Date of Award

August 2024

Document Type

Thesis

Degree Name

Master of Science (MS)

Department

Atmospheric Sciences

First Advisor

Jake P. Mulholland

Abstract

Supercell thunderstorms are a mesoscale phenomenon characterized by an intense rotating updraft (i.e., the “mesocyclone”) and disproportionately account for more severe weather reports compared to ordinary deep convection. No previous research that we are aware of has explicitly analyzed the role that cold pools – shallow regions of precipitation-cooled air near the surface – play in impacting supercell development, sustenance, and strength. This thesis aims to fill in the gaps to the fundamental questions surrounding what role cold pools play (if any) in permitting a supercell to develop and maintain itself, how cold pools affect the strength and structure of a supercell, and how important cold pools are in redirecting inflow air into a supercell updraft compared to what is being dynamically accelerated upward by the mesocyclone.

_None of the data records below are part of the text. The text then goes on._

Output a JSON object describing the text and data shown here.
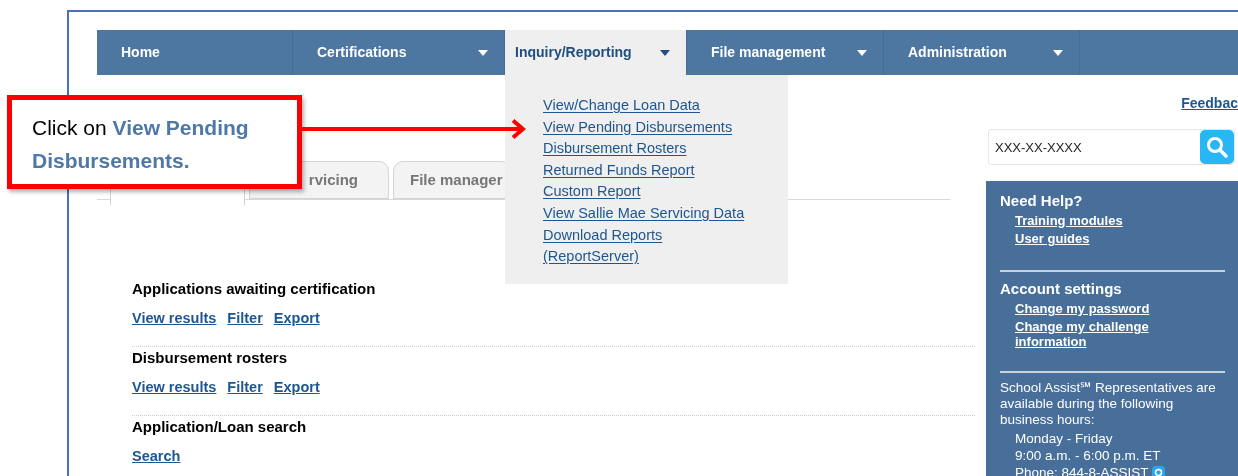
{
  "nav": [
    {
      "label": "Home",
      "has_menu": false,
      "selected": false
    },
    {
      "label": "Certifications",
      "has_menu": true,
      "selected": false
    },
    {
      "label": "Inquiry/Reporting",
      "has_menu": true,
      "selected": true
    },
    {
      "label": "File management",
      "has_menu": true,
      "selected": false
    },
    {
      "label": "Administration",
      "has_menu": true,
      "selected": false
    }
  ],
  "dropdown": {
    "items": [
      "View/Change Loan Data",
      "View Pending Disbursements",
      "Disbursement Rosters",
      "Returned Funds Report",
      "Custom Report",
      "View Sallie Mae Servicing Data",
      "Download Reports (ReportServer)"
    ]
  },
  "callout": {
    "text": "Click on **View Pending Disbursements.**"
  },
  "tabs": [
    {
      "selected": true
    },
    {
      "label": "rvicing",
      "selected": false
    },
    {
      "label": "File manager",
      "selected": false
    }
  ],
  "sections": [
    {
      "title": "Applications awaiting certification",
      "links": [
        "View results",
        "Filter",
        "Export"
      ]
    },
    {
      "title": "Disbursement rosters",
      "links": [
        "View results",
        "Filter",
        "Export"
      ]
    },
    {
      "title": "Application/Loan search",
      "links": [
        "Search"
      ]
    }
  ],
  "sidebar": {
    "feedback": "Feedbac",
    "search": {
      "placeholder": "XXX-XX-XXXX"
    },
    "groups": [
      {
        "title": "Need Help?",
        "links": [
          "Training modules",
          "User guides"
        ]
      },
      {
        "title": "Account settings",
        "links": [
          "Change my password",
          "Change my challenge information"
        ]
      }
    ],
    "hours": {
      "intro": "School Assist℠ Representatives are available during the following business hours:",
      "lines": [
        "Monday - Friday",
        "9:00 a.m. - 6:00 p.m. ET",
        "Phone: 844-8-ASSIST"
      ]
    }
  }
}
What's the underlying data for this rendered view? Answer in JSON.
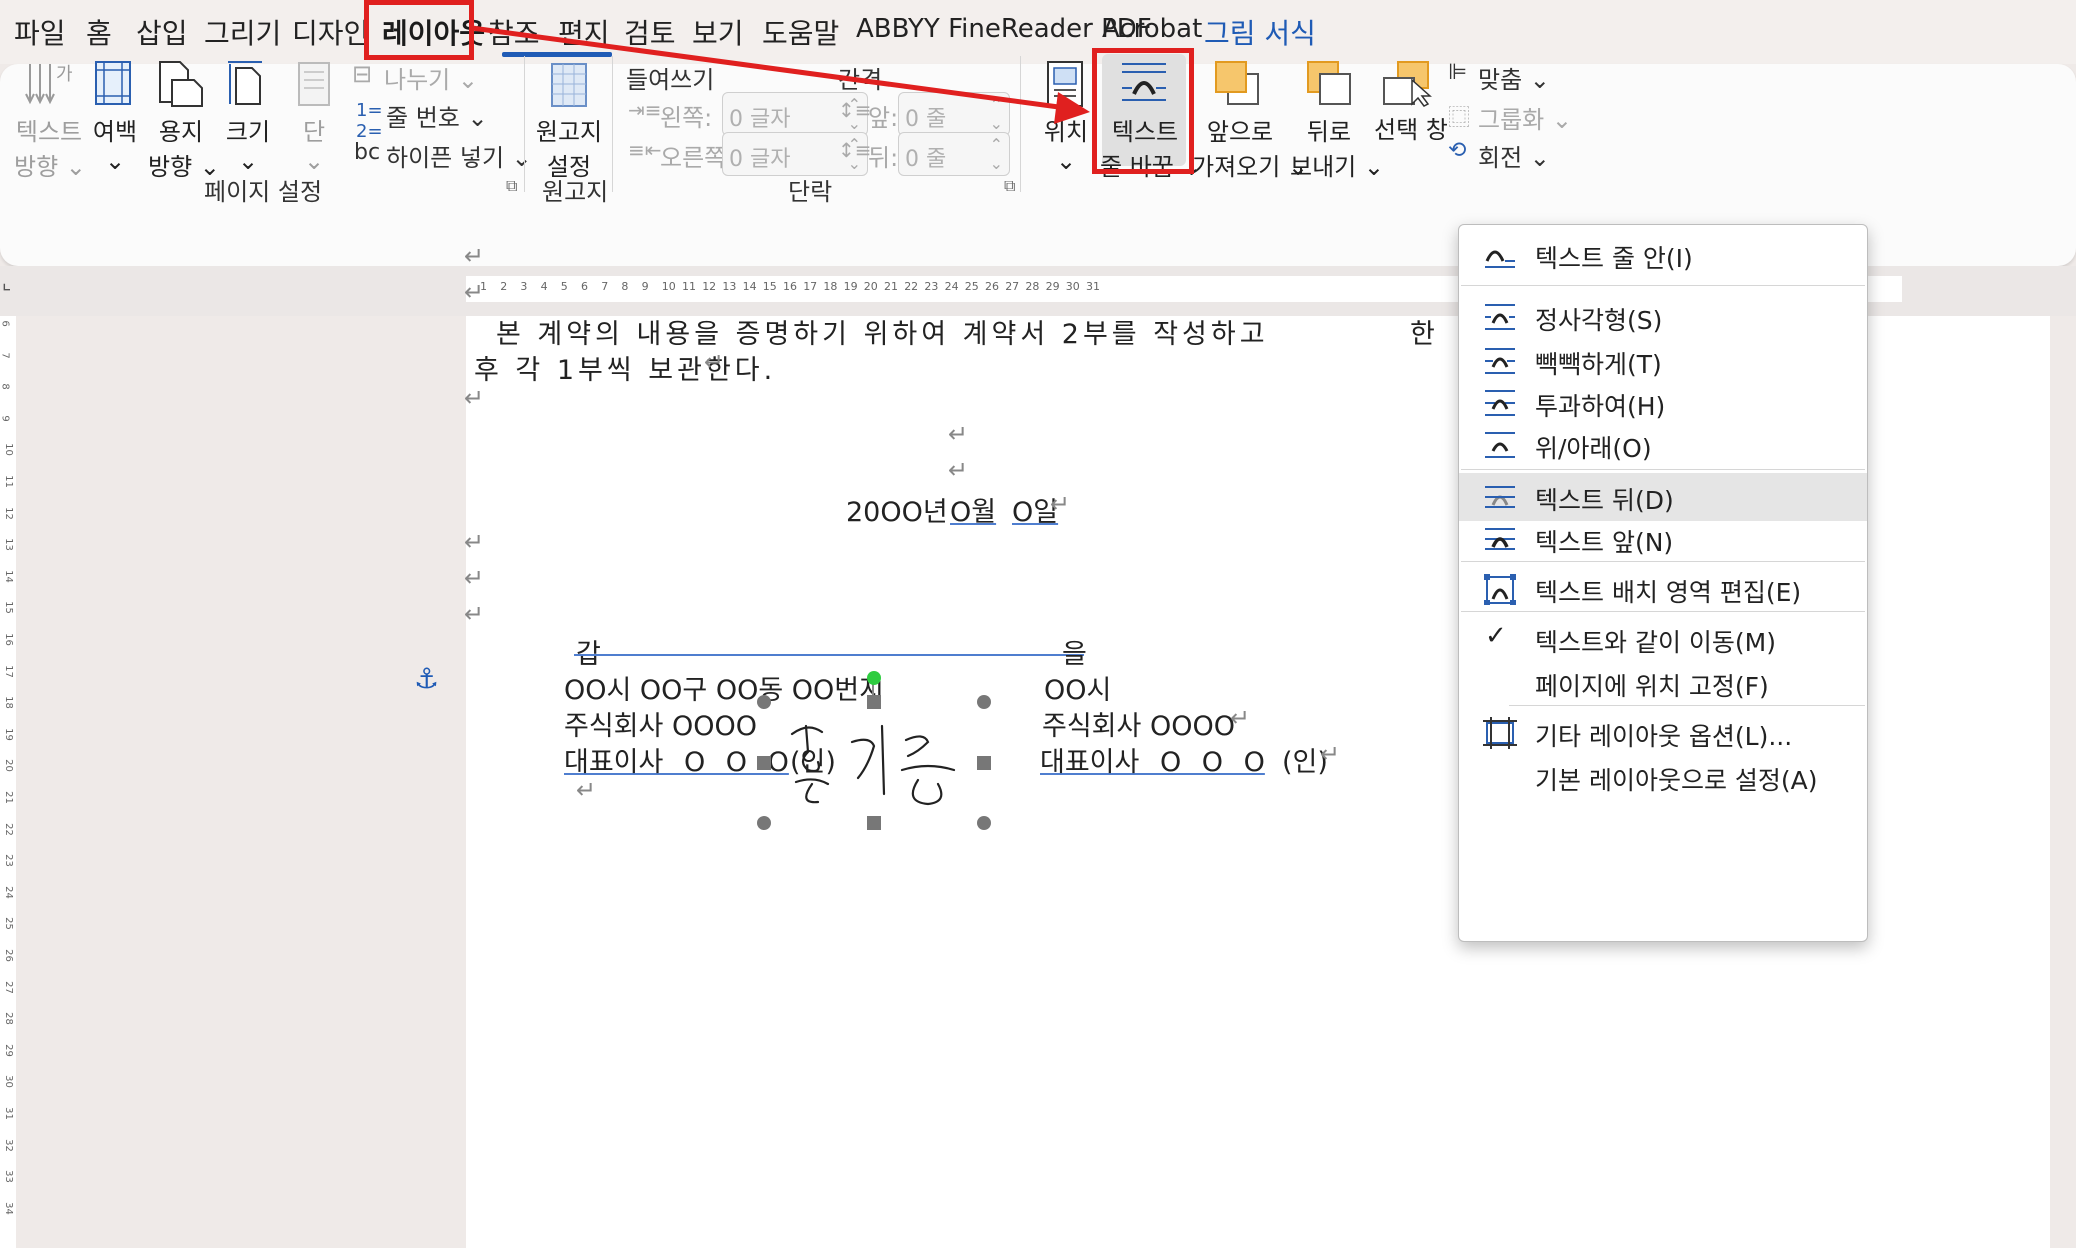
{
  "menu_tabs": [
    "파일",
    "홈",
    "삽입",
    "그리기",
    "디자인",
    "레이아웃",
    "참조",
    "편지",
    "검토",
    "보기",
    "도움말",
    "ABBYY FineReader PDF",
    "Acrobat",
    "그림 서식"
  ],
  "active_tab": "레이아웃",
  "ribbon": {
    "page_setup": {
      "text_direction": [
        "텍스트",
        "방향 ⌄"
      ],
      "margins": [
        "여백",
        "⌄"
      ],
      "orientation": [
        "용지",
        "방향 ⌄"
      ],
      "size": [
        "크기",
        "⌄"
      ],
      "columns": [
        "단",
        "⌄"
      ],
      "breaks": "나누기 ⌄",
      "line_numbers": "줄 번호 ⌄",
      "hyphenation": "하이픈 넣기 ⌄",
      "group_label": "페이지 설정"
    },
    "manuscript": {
      "button": [
        "원고지",
        "설정"
      ],
      "group_label": "원고지"
    },
    "paragraph": {
      "indent_title": "들여쓰기",
      "spacing_title": "간격",
      "left_label": "왼쪽:",
      "right_label": "오른쪽:",
      "before_label": "앞:",
      "after_label": "뒤:",
      "left_value": "0 글자",
      "right_value": "0 글자",
      "before_value": "0 줄",
      "after_value": "0 줄",
      "group_label": "단락"
    },
    "arrange": {
      "position": [
        "위치",
        "⌄"
      ],
      "wrap_text": [
        "텍스트",
        "줄 바꿈 ⌄"
      ],
      "bring_forward": [
        "앞으로",
        "가져오기 ⌄"
      ],
      "send_backward": [
        "뒤로",
        "보내기 ⌄"
      ],
      "selection_pane": "선택 창",
      "align": "맞춤 ⌄",
      "group": "그룹화 ⌄",
      "rotate": "회전 ⌄"
    }
  },
  "ruler_numbers": [
    "1",
    "2",
    "3",
    "4",
    "5",
    "6",
    "7",
    "8",
    "9",
    "10",
    "11",
    "12",
    "13",
    "14",
    "15",
    "16",
    "17",
    "18",
    "19",
    "20",
    "21",
    "22",
    "23",
    "24",
    "25",
    "26",
    "27",
    "28",
    "29",
    "30",
    "31"
  ],
  "vruler_numbers": [
    "6",
    "7",
    "8",
    "9",
    "10",
    "11",
    "12",
    "13",
    "14",
    "15",
    "16",
    "17",
    "18",
    "19",
    "20",
    "21",
    "22",
    "23",
    "24",
    "25",
    "26",
    "27",
    "28",
    "29",
    "30",
    "31",
    "32",
    "33",
    "34"
  ],
  "document": {
    "para1_line1": "본 계약의 내용을 증명하기 위하여 계약서 2부를 작성하고",
    "para1_line1_tail": "한",
    "para1_line2": "후 각 1부씩 보관한다.",
    "date_year": "20OO년",
    "date_month": "O월",
    "date_day": "O일",
    "party_a": "갑",
    "party_b": "을",
    "address_a": "OO시 OO구 OO동 OO번지",
    "address_b": "OO시",
    "company_a": "주식회사 OOOO",
    "company_b": "주식회사 OOOO",
    "rep_a": "대표이사 O O O",
    "seal_a": "(인)",
    "rep_b": "대표이사 O O O",
    "seal_b": "(인)",
    "paragraph_mark": "↵",
    "signature_text": "홍길동"
  },
  "wrap_menu": {
    "items": [
      {
        "label": "텍스트 줄 안(I)"
      },
      {
        "label": "정사각형(S)"
      },
      {
        "label": "빽빽하게(T)"
      },
      {
        "label": "투과하여(H)"
      },
      {
        "label": "위/아래(O)"
      },
      {
        "label": "텍스트 뒤(D)",
        "highlighted": true
      },
      {
        "label": "텍스트 앞(N)"
      },
      {
        "label": "텍스트 배치 영역 편집(E)"
      },
      {
        "label": "텍스트와 같이 이동(M)",
        "checked": true
      },
      {
        "label": "페이지에 위치 고정(F)"
      },
      {
        "label": "기타 레이아웃 옵션(L)..."
      },
      {
        "label": "기본 레이아웃으로 설정(A)"
      }
    ]
  },
  "colors": {
    "accent": "#1f5bb5",
    "annotation": "#e0201f",
    "highlight": "#e5e5e5"
  }
}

A suite of 16 simulations was conducted using an idealized numerical cloud model, Cloud Model 1 (CM1), in which half of the simulations permitted cold pool formation while the other half utilized a modified version of the Morrison two-moment microphysics scheme in which the cooling associated with evaporation of rain and melting of hail was turned off across the entire domain at model initialization, effectively prohibiting cold pool formation. Modifications were made to free tropospheric relative humidity, lifting condensation level height, and both low- and mid-level vertical wind shear of the base state environment to determine the robustness of our findings across different atmospheric regimes.

Our results suggest that cold pools play an important, although not necessary, role in tilting inflow air into a supercell updraft thus creating stronger low-level updraft rotation and strength, while also promoting increased storm translational velocity, low-level storm-relative inflow, and mid-level updraft size. These findings were generally consistent across different environments.